Untuk ketiga kalinya, Presiden Jokowi mengingatkan potensi gelombang 2 corona. Teranyar, pada Sabtu (8/8) lalu ketika memberi sambutan di acara Kongres Luar Biasa Gerindra.
“Jangan sampai kita masuk gelombang kedua. Second wave yang memperlambat kita untuk pulih kembali. Kuncinya adalah disiplin menjalankan protokol kesehatan,” kata Jokowi.
Pernyataan ini memunculkan asumsi bahwa gelombang pertama corona sudah bisa diselesaikan. Artinya kasus sudah mencapai puncak, kemudian bisa ditekan dan menurun.
Benarkah demikian? Menurut beberapa pakar epidemiologi atau pakar wabah, apa yang disampaikan Jokowi kurang tepat.

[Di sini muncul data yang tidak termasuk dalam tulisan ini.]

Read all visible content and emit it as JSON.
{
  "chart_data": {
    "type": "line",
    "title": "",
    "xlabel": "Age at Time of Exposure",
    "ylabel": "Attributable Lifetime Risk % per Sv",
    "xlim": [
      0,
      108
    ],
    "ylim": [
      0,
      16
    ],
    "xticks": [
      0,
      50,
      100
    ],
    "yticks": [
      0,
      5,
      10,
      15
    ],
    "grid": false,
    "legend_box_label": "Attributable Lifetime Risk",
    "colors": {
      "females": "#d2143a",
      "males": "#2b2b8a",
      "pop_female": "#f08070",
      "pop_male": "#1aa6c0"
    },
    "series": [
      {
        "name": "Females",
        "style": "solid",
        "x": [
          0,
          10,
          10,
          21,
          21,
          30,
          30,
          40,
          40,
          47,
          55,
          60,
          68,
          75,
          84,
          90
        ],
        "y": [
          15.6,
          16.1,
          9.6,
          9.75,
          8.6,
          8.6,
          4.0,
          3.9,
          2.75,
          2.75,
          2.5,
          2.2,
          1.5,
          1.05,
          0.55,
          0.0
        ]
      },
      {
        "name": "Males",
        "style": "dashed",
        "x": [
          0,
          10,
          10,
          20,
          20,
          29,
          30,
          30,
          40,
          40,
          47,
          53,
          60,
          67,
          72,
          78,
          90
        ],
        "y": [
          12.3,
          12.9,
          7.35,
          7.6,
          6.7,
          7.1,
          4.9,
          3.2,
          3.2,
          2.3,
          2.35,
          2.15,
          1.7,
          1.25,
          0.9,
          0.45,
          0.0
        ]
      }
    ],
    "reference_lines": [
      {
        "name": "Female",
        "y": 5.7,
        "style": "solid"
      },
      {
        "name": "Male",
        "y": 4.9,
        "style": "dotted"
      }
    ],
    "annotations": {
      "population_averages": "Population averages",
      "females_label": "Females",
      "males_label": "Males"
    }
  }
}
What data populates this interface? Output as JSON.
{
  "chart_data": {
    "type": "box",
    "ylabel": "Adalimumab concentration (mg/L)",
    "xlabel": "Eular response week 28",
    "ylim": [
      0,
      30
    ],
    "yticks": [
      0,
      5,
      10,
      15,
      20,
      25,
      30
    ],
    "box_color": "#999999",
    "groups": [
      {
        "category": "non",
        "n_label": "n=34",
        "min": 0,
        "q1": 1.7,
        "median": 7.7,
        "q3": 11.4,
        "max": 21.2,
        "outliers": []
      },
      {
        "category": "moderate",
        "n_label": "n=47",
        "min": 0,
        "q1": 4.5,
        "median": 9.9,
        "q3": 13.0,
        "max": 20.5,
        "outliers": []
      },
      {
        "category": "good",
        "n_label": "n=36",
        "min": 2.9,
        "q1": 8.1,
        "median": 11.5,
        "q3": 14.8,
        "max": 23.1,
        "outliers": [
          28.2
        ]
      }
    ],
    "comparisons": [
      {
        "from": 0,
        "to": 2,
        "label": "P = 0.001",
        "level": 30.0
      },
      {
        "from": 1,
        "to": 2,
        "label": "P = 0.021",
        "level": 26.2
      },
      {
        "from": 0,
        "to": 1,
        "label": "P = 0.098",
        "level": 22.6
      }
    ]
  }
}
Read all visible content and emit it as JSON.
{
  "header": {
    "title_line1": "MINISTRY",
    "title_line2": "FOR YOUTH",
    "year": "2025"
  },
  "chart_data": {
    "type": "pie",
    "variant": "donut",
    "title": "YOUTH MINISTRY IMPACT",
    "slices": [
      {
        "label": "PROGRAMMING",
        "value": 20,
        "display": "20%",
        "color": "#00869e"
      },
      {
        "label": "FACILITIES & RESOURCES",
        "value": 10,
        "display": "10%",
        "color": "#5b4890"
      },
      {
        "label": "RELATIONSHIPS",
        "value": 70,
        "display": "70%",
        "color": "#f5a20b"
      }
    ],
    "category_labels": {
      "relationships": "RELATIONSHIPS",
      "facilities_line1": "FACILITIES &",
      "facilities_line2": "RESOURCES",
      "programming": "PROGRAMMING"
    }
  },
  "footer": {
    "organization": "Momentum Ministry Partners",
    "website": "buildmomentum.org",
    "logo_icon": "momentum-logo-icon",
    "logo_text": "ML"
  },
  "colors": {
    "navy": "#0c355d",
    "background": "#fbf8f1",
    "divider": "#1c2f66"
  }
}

Sebab, Indonesia belum memasuki fase puncak karena kasus terus naik.
“Beliau mendapat informasi yang tidak akurat,” kata ahli wabah dari Universitas Indonesia, Pandu Riono, Minggu (9/8).
Berikut sejumlah bukti yang menunjukkan gelombang pertama corona belum usai:
- Kasus Masih Terus Naik, Kurva Belum Melandai
Dari kurva di atas, sangat jelas bahwa belum ada tanda-tanda kasus corona mengalami penurunan. Hari ke hari kurva masih menjulang.
Rata-rata penambahan kasus belakangan di angka 1.800 sampai 2.000 kasus per hari. Kini total sudah mencapai 125.396 kasus.
Sementara itu, jubir satgas penanganan corona Prof Wiku Adisasmito mengungkapkan, pertumbuhan kasus harian didominasi oleh 5 wilayah. Mereka adalah DKI Jakarta, Jawa Timur, Jawa Tengah, Sulawesi Selatan, dan Jawa Barat.
“Ini 5 provinsi yang jadi target utama agar tidak terjadi kenaikan kasus,” kata Wiku dalam webinar yang dihelat BNPB.
- Tes Minim, Positivity Rate Jauh di Atas Standar WHO
Untuk mengetahui apakah suatu wilayah sudah bisa mengendalikan pandemi corona, kita bisa melihat dua hal ini. Semakin tinggi jumlah tes per individu menunjukkan keadaan yang semakin mendekati kenyataan.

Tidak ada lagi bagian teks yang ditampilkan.